Warum lässt der türkische Machthaber ausgerechnet jetzt seinen größten Konkurrenten festnehmen? Immerhin findet die nächste Wahl erst 2028 statt. Und rein rechtlich dürfte Erdogan gar nicht mehr antreten.

Ekrem Imamoglu, der Bürgermeister von Istanbul, wurde am Mittwoch wegen angeblicher Korruptionsvorwürfe und Terrorverdacht festgenommen. Jetzt sitzt er in U-Haft – zumindest die Korruptionsvorwürfe sahen die Richter als erwiesen an. Das türkische Innenministerium hat Imamoglu nun vorläufig seines Amtes enthoben. Jetzt übernehmen Erdogans Leute.

▶︎ Damit hat der türkische Präsident die Kontrolle über Istanbul übernommen – und das ist wichtig für ihn. Denn in der Türkei gilt der Satz: „Wer Istanbul verliert, verliert auch die Türkei.“

Auch Erdogan selbst sagte das zuletzt bei der Kommunalwahl 2019 – die Imamoglu dann für sich entschieden hat.

„Er fürchtet Imamoglu wie keinen Gegner zuvor“

Imamoglu ist der beliebteste Politiker der regierungskritischen CHP, hat Istanbul bereits zweimal gewonnen. Erdogan hat große Angst vor ihm, sagt Eren Güvercin (45). Der Journalist und Türkei-Experte zu BILD: „Er fürchtet Imamoglu wie keinen Gegner zuvor – zu Recht.“

Ihm konnte der Despot Istanbul nicht überlassen. In der Metropole wohnt fast jeder fünfte Türke (mehr als 15 Mio.), rund jede dritte Lira wird dort erwirtschaftet. Die Stadt kontrolliert den Bosporus, ist die Hauptstadt des untergegangenen Osmanischen Reichs. Istanbul vereint alles, was Erdogan will: Macht, Symbolik, Reichtum.

Aber warum ausgerechnet jetzt? „Es wirkt etwas übereilt, weil die Wahlen erst in drei Jahren sind. Aber ich glaube, Erdogan wird gar nicht so lange warten“, mutmaßt der Türkei-Kenner Güvercin. Er glaubt: Der Präsident plant Neuwahlen mit vorgeschobener Begründung. Denn: Zu solchen könne er laut einigen AKP-nahen Juristen problemlos antreten.

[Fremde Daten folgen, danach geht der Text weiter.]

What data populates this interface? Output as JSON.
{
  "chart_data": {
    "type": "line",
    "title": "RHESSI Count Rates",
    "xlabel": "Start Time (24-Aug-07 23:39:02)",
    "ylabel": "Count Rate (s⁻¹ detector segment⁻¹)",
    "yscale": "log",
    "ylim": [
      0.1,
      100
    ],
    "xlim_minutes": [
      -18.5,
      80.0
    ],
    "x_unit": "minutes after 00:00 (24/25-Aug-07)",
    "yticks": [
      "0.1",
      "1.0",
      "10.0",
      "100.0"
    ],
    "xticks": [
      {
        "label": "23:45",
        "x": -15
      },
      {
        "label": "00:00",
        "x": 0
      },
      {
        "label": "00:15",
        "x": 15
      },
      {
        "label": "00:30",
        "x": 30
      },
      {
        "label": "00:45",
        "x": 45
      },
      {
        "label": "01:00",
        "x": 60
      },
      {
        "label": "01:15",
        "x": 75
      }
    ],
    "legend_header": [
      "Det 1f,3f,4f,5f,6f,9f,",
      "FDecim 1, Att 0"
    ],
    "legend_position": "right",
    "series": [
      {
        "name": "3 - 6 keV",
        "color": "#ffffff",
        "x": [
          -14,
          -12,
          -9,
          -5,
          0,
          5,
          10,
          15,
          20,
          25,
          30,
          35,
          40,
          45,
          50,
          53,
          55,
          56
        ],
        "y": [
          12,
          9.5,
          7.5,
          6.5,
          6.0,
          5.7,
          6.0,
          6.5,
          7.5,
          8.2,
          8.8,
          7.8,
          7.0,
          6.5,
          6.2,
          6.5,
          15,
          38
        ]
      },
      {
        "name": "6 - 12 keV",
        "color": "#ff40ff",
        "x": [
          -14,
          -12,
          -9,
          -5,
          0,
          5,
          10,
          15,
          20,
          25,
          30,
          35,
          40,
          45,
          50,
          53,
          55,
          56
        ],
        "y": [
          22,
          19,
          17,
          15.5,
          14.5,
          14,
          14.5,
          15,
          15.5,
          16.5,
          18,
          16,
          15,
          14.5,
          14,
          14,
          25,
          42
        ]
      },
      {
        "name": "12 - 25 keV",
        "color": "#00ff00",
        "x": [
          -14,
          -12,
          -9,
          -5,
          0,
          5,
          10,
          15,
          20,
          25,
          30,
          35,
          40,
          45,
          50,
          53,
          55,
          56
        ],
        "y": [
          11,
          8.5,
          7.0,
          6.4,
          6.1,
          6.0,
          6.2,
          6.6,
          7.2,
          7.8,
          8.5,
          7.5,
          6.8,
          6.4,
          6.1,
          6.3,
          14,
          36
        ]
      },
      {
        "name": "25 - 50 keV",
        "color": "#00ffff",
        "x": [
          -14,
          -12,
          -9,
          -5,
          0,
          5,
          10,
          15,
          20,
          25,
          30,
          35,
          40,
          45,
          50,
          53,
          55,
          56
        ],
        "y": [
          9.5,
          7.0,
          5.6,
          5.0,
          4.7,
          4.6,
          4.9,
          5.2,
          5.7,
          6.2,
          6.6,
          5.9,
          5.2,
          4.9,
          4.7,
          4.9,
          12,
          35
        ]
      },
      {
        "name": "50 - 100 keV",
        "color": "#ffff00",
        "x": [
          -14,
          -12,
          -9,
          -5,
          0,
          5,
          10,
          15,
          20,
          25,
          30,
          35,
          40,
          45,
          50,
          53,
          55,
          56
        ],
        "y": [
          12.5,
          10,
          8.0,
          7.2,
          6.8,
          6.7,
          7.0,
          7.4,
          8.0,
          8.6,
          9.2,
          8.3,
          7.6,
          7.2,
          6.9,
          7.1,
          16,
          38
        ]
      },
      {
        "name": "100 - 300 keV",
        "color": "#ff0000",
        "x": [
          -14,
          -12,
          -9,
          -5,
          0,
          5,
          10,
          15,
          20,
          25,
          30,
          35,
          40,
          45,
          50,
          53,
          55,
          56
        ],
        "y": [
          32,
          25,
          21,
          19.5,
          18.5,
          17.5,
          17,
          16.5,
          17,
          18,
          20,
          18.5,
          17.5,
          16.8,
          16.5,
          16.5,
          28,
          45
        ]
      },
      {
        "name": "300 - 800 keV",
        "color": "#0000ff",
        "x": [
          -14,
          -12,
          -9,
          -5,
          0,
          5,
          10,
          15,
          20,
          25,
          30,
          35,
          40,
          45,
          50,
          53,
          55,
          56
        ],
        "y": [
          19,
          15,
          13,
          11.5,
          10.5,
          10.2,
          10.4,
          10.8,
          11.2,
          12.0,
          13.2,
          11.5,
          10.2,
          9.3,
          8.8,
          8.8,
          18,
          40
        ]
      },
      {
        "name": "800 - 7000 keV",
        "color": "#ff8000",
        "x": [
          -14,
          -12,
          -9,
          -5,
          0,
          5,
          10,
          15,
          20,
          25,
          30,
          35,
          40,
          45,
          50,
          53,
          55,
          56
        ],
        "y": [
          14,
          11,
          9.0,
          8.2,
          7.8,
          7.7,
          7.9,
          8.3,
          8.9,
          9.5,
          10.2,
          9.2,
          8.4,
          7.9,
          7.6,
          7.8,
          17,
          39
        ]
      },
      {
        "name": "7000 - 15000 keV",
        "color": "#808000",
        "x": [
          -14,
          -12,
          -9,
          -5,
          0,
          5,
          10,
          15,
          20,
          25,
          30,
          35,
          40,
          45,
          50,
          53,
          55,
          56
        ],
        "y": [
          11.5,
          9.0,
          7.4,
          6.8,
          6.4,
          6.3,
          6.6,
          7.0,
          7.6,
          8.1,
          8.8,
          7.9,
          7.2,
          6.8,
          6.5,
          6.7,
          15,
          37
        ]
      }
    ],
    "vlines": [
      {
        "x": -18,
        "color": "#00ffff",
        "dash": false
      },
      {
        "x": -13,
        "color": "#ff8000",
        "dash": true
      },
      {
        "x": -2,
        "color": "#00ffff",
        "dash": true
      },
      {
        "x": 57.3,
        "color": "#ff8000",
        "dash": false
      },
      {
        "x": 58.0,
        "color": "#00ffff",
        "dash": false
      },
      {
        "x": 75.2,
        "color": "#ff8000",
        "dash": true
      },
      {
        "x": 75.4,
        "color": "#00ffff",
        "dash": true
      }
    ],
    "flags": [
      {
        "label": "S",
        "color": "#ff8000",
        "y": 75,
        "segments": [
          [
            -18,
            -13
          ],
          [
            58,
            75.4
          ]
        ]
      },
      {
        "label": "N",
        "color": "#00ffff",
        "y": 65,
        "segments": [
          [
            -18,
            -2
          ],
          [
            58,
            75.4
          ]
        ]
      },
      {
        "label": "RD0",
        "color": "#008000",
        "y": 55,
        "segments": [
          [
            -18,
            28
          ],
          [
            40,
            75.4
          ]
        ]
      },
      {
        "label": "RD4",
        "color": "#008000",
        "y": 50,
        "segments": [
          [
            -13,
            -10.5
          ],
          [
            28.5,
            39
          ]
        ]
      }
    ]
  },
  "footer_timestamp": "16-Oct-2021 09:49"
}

Neuwahlen statt Warten bis 2028

Güvercin sicher: „In spätestens zwei Jahren wird es dazu kommen.“ Eine Begründung müsse der türkische Präsident sich nicht überlegen. Güvercin zu BILD: „Erdogan braucht keine Erklärung – wenn er eine Entscheidung trifft, wird in der Türkei genug Kreativität aufgebracht, um eine passende Begründung zu finden.“

Und mit der Verhaftung des Oppositionsführers stehe nun endgültig fest: „Wir haben es ab jetzt mit einer Diktatur wie Putins Regime zu tun.“ Erdogan versuche nun nicht einmal mehr, einen demokratischen Schein zu wahren.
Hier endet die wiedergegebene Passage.